Wednesday, June 21, 2006

I'm early, you're late

I am on the train early this morning because I have to be at an external meeting at 8:30am so I am on the 6:50am train.  However this post wont go out until I log into the office so from your perspective, it’s a late post.  But rest assured its still dark – the sun is just dawning – and the rain is spitting down.  This train is very packed and incredibly warm.  They have the heating cranked up, so its very toasty in the carriage.

Yesterday I got caught up in a debate via email with my friends about the advent of technology and the correlation in the change in society in attitudes to all things that encompass “humanity”.

The merit of downloading material (music, books, movies) and the advent of players of these media (iPod, laptops etc) leading to society becoming increasingly fixated on “gadgetry”.  What use are gadgets when the world is at war and terrorism is rife and Africa remains in poverty despite the Live Aid efforts of 20+yrs ago?

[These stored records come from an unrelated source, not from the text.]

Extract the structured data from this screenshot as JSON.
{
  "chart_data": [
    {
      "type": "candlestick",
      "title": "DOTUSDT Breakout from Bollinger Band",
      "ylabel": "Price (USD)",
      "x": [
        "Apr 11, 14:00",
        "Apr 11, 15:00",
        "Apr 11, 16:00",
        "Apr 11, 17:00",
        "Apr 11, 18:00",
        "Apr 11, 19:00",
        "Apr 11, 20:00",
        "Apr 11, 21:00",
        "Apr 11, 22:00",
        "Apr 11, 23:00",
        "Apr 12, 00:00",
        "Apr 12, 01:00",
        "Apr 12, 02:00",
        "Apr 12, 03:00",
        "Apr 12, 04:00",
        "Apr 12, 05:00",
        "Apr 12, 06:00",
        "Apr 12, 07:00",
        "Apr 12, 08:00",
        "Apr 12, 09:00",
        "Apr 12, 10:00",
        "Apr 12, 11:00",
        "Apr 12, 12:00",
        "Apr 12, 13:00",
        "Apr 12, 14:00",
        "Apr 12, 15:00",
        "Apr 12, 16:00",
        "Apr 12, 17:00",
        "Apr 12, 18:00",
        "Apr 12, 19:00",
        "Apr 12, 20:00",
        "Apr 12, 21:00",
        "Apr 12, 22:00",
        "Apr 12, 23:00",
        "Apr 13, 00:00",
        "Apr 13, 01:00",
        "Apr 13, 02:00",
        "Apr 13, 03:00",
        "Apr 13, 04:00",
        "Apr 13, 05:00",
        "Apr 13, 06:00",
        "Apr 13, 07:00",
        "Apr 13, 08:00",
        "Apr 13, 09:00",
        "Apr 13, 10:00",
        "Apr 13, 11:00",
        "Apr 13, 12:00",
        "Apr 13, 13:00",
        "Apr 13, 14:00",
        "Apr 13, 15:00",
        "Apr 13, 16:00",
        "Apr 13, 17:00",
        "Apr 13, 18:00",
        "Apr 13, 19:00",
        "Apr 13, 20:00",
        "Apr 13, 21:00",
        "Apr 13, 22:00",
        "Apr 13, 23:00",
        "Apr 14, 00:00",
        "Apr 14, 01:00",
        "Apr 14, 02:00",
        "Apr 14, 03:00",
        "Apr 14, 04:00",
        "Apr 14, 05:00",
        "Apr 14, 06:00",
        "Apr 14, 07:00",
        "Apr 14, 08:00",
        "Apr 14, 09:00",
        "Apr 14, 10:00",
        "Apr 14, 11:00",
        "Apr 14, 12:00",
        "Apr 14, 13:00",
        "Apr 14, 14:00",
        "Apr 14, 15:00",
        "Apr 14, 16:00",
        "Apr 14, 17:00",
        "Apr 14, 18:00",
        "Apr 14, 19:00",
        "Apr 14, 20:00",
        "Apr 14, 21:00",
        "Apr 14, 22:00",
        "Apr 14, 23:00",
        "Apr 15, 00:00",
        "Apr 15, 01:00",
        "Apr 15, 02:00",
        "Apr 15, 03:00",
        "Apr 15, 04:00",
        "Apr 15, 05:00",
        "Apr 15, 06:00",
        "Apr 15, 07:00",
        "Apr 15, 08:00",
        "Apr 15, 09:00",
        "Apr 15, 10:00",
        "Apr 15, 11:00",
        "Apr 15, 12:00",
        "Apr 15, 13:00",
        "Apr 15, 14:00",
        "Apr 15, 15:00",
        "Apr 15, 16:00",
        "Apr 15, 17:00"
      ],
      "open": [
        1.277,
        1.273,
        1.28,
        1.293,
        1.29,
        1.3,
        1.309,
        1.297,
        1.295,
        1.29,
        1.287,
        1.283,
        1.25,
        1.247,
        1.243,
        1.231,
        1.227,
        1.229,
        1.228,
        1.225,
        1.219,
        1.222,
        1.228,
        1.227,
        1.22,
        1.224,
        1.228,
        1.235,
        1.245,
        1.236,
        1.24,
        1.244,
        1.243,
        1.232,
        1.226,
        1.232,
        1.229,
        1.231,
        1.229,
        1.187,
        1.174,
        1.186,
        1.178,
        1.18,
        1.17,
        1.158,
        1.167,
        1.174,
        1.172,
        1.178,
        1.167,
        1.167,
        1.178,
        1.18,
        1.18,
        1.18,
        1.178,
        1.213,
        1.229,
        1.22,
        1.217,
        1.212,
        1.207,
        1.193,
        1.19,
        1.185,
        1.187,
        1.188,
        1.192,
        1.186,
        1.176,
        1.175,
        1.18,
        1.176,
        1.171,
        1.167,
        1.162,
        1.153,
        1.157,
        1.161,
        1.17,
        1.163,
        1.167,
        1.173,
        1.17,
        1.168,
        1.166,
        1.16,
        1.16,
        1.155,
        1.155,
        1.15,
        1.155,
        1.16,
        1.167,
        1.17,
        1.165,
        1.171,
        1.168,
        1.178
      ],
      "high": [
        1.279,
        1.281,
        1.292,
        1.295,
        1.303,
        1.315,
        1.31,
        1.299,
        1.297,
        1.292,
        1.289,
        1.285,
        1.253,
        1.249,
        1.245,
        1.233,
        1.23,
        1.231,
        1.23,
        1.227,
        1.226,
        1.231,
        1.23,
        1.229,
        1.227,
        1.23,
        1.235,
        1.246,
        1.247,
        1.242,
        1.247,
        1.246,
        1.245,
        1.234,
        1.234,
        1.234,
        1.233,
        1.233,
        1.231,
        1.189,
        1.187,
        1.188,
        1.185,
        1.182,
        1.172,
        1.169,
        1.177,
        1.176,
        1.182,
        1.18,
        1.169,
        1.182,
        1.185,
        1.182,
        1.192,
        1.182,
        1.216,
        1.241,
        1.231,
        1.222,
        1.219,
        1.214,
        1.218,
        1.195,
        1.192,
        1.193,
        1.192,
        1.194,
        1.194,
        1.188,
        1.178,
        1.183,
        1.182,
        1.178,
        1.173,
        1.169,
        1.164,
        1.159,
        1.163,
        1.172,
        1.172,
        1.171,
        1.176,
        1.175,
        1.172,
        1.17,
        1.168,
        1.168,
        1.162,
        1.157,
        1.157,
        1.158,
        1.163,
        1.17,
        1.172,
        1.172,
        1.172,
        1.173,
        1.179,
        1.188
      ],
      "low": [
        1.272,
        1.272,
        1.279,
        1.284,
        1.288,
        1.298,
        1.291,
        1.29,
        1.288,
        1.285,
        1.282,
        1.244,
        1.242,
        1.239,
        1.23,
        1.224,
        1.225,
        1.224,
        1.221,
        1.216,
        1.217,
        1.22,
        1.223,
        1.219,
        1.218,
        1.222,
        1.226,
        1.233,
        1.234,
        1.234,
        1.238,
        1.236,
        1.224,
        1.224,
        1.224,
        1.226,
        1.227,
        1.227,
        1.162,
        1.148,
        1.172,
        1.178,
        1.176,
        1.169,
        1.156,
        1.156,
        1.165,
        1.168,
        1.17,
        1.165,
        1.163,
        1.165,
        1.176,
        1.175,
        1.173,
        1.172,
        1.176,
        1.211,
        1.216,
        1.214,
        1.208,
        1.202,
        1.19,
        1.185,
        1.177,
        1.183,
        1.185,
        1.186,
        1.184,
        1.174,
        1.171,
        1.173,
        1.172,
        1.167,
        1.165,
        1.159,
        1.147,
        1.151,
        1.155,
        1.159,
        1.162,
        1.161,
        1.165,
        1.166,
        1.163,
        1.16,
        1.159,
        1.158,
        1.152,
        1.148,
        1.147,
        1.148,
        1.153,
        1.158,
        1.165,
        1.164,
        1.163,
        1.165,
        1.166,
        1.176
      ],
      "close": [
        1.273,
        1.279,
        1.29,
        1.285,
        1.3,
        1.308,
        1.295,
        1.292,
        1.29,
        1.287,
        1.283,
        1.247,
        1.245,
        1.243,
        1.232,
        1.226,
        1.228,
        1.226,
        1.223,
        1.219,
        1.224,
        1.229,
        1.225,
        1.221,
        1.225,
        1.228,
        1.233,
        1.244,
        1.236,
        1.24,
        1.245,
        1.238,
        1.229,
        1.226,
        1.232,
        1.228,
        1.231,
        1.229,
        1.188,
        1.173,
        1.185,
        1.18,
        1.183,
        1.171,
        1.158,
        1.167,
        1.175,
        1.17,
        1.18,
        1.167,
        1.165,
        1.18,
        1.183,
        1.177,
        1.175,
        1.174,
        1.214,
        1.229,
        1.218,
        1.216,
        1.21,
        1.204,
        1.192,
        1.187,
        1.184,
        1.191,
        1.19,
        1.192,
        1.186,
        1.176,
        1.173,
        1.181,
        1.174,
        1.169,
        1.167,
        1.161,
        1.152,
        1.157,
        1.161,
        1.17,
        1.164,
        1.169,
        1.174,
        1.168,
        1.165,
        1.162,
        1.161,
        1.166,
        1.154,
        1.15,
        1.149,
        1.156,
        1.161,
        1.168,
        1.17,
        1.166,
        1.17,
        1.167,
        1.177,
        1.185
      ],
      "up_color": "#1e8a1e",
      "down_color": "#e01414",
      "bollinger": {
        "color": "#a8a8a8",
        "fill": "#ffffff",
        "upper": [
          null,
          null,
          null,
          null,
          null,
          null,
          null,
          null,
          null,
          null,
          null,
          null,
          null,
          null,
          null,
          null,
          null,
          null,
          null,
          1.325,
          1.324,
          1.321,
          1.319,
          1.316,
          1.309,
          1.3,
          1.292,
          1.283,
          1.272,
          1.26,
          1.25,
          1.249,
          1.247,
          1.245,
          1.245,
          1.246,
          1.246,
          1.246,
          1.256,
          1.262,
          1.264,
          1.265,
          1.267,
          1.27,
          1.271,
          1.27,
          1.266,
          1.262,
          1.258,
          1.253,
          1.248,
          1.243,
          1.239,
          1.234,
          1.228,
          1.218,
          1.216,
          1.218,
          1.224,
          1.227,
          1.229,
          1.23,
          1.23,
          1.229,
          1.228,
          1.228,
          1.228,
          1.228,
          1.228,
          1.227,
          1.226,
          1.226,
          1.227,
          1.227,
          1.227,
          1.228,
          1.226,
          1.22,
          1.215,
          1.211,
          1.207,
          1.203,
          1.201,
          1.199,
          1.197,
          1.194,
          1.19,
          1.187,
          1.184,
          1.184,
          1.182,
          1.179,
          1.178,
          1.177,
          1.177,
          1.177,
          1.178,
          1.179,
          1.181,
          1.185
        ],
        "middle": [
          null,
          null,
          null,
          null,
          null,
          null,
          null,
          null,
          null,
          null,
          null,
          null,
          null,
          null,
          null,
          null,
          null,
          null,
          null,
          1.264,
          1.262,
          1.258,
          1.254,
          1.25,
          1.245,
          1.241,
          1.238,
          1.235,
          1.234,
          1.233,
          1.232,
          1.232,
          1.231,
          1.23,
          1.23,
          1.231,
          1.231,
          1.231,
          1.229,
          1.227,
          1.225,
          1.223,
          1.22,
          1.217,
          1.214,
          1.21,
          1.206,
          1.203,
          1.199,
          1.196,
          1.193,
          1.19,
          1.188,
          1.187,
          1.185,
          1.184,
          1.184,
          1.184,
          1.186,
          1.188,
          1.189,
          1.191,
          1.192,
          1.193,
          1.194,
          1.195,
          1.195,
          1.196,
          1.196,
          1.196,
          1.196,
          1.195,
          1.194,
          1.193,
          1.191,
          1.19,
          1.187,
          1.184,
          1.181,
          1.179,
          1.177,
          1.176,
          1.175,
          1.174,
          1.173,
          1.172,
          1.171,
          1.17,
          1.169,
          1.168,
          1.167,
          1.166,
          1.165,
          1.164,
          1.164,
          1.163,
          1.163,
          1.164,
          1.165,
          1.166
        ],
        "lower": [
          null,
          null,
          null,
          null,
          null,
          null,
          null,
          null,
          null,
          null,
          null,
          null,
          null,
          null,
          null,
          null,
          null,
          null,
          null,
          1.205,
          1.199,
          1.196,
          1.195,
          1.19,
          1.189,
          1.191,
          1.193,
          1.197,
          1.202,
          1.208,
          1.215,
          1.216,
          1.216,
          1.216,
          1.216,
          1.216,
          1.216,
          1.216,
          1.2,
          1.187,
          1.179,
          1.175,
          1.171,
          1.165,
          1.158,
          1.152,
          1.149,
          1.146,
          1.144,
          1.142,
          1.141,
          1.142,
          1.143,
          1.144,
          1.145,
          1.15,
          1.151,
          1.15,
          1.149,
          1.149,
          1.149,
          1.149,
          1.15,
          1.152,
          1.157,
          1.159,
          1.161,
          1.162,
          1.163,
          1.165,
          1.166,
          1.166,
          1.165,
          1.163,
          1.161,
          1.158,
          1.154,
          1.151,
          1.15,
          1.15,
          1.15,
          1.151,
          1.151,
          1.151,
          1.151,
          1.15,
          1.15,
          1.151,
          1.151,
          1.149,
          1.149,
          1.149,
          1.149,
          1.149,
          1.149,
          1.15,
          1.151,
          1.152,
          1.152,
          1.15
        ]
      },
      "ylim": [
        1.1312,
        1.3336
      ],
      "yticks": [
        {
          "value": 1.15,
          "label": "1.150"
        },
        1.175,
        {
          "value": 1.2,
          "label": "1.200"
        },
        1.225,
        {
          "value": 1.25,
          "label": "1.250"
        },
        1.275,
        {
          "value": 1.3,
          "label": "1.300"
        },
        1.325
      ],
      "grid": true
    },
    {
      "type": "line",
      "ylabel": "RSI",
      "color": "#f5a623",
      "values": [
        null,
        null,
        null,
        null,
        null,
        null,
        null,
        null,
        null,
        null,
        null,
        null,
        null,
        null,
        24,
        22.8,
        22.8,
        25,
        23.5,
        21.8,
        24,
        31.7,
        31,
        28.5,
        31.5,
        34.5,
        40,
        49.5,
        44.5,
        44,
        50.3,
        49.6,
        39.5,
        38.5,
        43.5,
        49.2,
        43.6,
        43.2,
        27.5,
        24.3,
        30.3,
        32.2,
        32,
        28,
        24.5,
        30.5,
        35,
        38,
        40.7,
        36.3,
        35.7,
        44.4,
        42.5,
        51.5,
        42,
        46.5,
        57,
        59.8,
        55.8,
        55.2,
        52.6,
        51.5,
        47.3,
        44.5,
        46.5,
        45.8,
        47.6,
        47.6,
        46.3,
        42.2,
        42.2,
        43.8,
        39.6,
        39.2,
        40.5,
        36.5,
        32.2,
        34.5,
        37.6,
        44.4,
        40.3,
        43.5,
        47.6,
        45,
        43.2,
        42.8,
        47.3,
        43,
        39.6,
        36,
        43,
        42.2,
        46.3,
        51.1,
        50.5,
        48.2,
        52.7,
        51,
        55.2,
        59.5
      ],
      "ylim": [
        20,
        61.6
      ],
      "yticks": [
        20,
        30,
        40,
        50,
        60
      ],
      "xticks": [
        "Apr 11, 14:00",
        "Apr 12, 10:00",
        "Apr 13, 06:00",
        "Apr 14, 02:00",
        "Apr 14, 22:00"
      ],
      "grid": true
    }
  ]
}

Are we “programming” ourselves to oblivion?

My mate Noyz said it best when he and his colleagues at the school he teaches refer to school age kids of today as the “Click And Go” generation.  By this he meant that the impact of being born into a world were all information is available to you at your fingertips via the Internet and being born into a world were mass murder via terrorism is “the norm” and the level of shock at these events is reduced by subconscious acceptance.

I hate to use the expression “but in my day” computers were rare and people got by with ringing people on their home land line numbers as opposed to mobile phones.  A quick scan of my phone numbers on my mobile reveals an incredible percentage of being mobiles.  My friends are “transient” in that they are not fixed to one phone number and are in theory am contactable by mobile / sms 24x7.

It has made a huge change in the way society is and I look at my girls and wonder how the world will change in the next 40 years given that the rate of technology change since the past 40 years is being outstripped at a rapid rate.

 

1 comment:

Chunky said...

Is the world really that much worse of a aplce though, or is it just that the media has made us more aware of it through saturation coverage.

You talk about war and terrorism as though are some newfandangled thing, but they have been going on for years throughout the world giving us nary a worry.

Think of how much less the average person knew about global events 20 years ago compared to now. The same things happened, we just weren't aware of it.